Ver e não invejar seria o mérito daquele que vê. Ora, a inveja nasce do desejo
de se ter o que o outro tem e, como quase dez séculos mais tarde disse Santo
Tomás, é a tristeza que advém da felicidade do próximo. O in-vejoso tem uma
espécie de olho grande, um “olho gordo”, mau, para tudo o que cabe a outrem.
Tudo o que não se refere a ele.
Para
Santo Tomas, a inveja é a mãe de diversos outros afetos terríveis com o ódio e
filha da soberba que é a incapacidade de julgar-se igual aos demais por
considerar-se melhor que eles. Ela nunca é boa, pois, nascida de um afeto mau
ela produz ações destrutivas: a maledicência, a competitividade, a falta de
caridade, ou seja, de amor ao próximo. Em seu lugar fica o amor doentio de si,
a que chamamos narcisismo.
Invejar é ressentir
Como
muitos de nossos afetos negativos, a inveja está associada ao ressentimento.

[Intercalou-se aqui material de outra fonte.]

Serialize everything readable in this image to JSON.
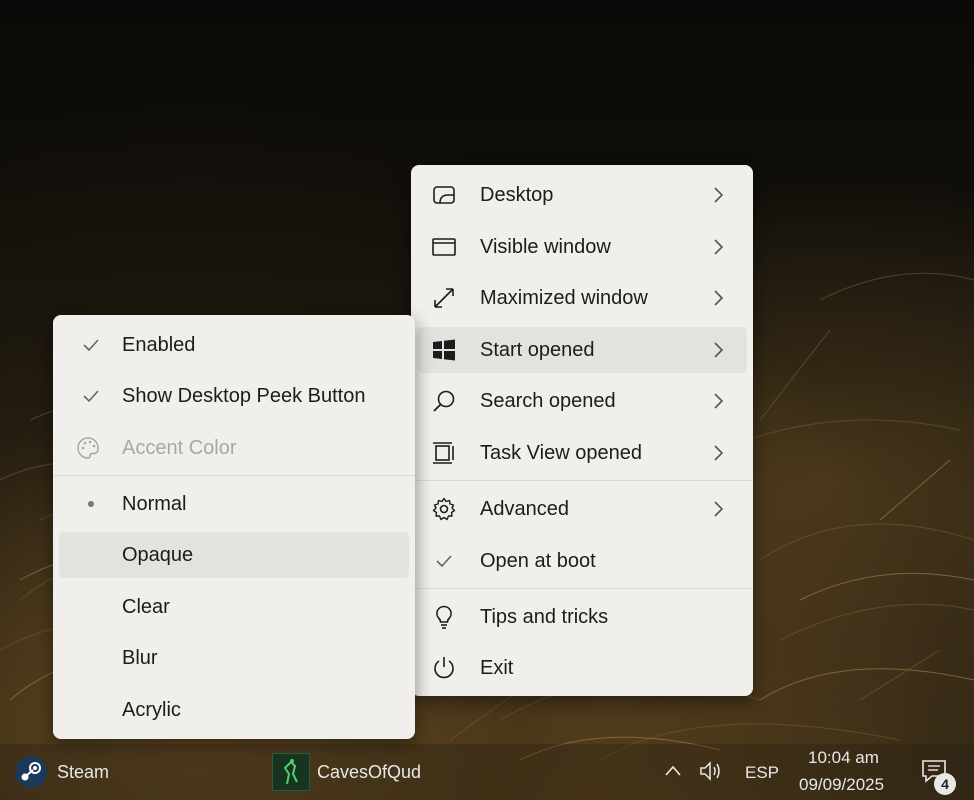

Desde a antiguidade de Agostinho se diz que aquele que inveja é como uma traça
que rói as vestes como quem destrói o amor. Ela age ocultamente. Seu silêncio
de ressentido não é inerte. Revela-se em suas falas e ações destrutivas
mergulhadas no ódio ao outro. Mas de quem seria a responsabilidade por um tal
afeto?
Rói-se
de inveja, sempre em silêncio e fingindo não sentir nada, aquele que não
consegue esquecer. Mas esquecer o quê? A visão de seu lugar ocupado por outrem.

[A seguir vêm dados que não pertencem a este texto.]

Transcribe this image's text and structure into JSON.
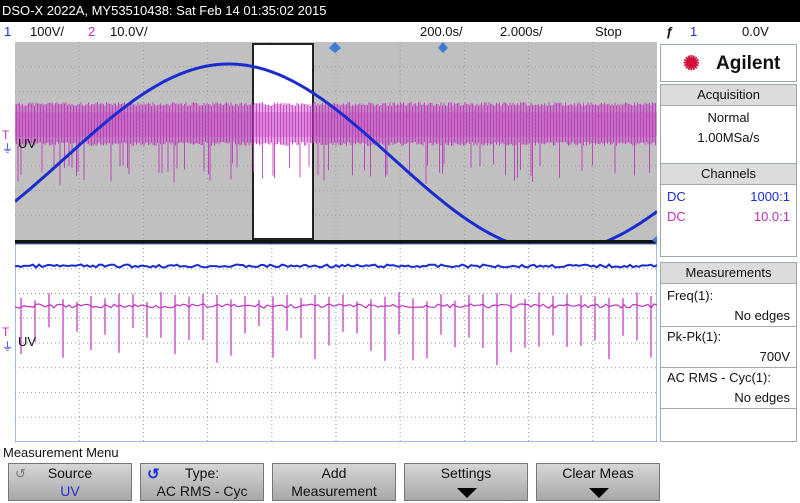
{
  "title_bar": "DSO-X 2022A, MY53510438: Sat Feb 14 01:35:02 2015",
  "status": {
    "ch1_num": "1",
    "ch1_scale": "100V/",
    "ch2_num": "2",
    "ch2_scale": "10.0V/",
    "timebase_delay": "200.0s/",
    "timebase_scale": "2.000s/",
    "run_state": "Stop",
    "trigger_icon": "ƒ",
    "trigger_channel": "1",
    "trigger_level": "0.0V"
  },
  "channel_label": "UV",
  "side_panel": {
    "brand": "Agilent",
    "acquisition": {
      "header": "Acquisition",
      "mode": "Normal",
      "rate": "1.00MSa/s"
    },
    "channels": {
      "header": "Channels",
      "rows": [
        {
          "coupling": "DC",
          "probe": "1000:1",
          "color": "#1a2ccf"
        },
        {
          "coupling": "DC",
          "probe": "10.0:1",
          "color": "#c030c0"
        }
      ]
    },
    "measurements": {
      "header": "Measurements",
      "items": [
        {
          "name": "Freq(1):",
          "value": "No edges"
        },
        {
          "name": "Pk-Pk(1):",
          "value": "700V"
        },
        {
          "name": "AC RMS - Cyc(1):",
          "value": "No edges"
        }
      ]
    }
  },
  "menu_title": "Measurement Menu",
  "softkeys": [
    {
      "line1": "Source",
      "line2": "UV"
    },
    {
      "line1": "Type:",
      "line2": "AC RMS - Cyc"
    },
    {
      "line1": "Add",
      "line2": "Measurement"
    },
    {
      "line1": "Settings",
      "line2": ""
    },
    {
      "line1": "Clear Meas",
      "line2": ""
    }
  ],
  "colors": {
    "ch1": "#1a2ccf",
    "ch2": "#c030c0",
    "grid_bg": "#c0c0c0"
  }
}
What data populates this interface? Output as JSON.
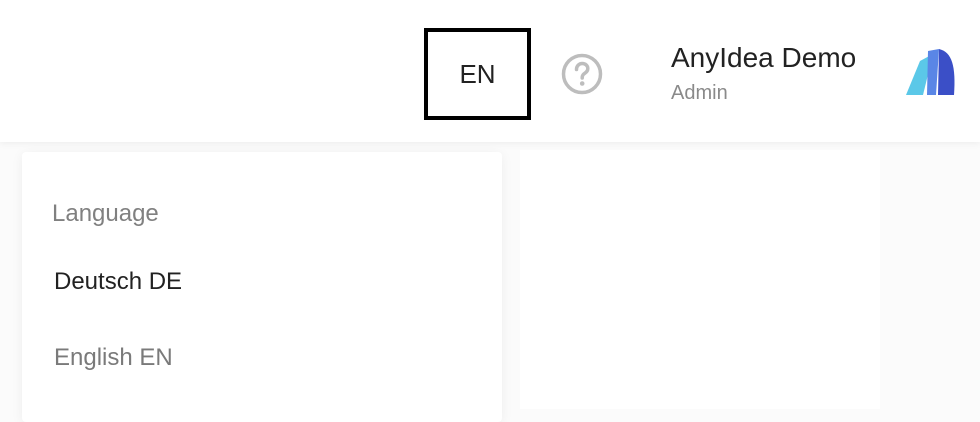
{
  "header": {
    "language_button_label": "EN",
    "help_icon": "question-circle-icon",
    "user": {
      "name": "AnyIdea Demo",
      "role": "Admin"
    },
    "logo_icon": "anyidea-logo"
  },
  "language_menu": {
    "title": "Language",
    "items": [
      {
        "label": "Deutsch DE"
      },
      {
        "label": "English EN"
      }
    ]
  },
  "colors": {
    "logo_light": "#5bc8e8",
    "logo_mid": "#5a86e6",
    "logo_dark": "#3b4fc7"
  }
}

É como a criança que guarda a mágoa de ter sido preterida pela mãe que
precisava dar atenção ao irmão mais novo. O que o pequeno Agostinho da
narrativa sentia, não era apenas o desejo do seio que lhe tinha sido afastado,
mas a perda da centralidade que o seio lhe dava. Aquele que não souber ver com
bons olhos, o que equivale a partilhar o amor com seu irmão, não saberá ser
amigo. O invejoso, em geral, não tem amigos, ele quer o seio só para si.
Inveja boa sem inveja?
A
inveja superada chama-se desejo. O desejo é o contrário do egoísmo. O desejo
tem algo em comum com a inveja, pois também envolve um olhar e um querer dele
advindo. Porém, enquanto a inveja é sinuosa e oculta sua ação sobre a
passividade aparente, o desejo é direto. O desejo não engana nunca.
Marcia
Tiburi. in. Revista Vida Simples.
Dezembro de 2006. Ed. 48. pp. 50-51.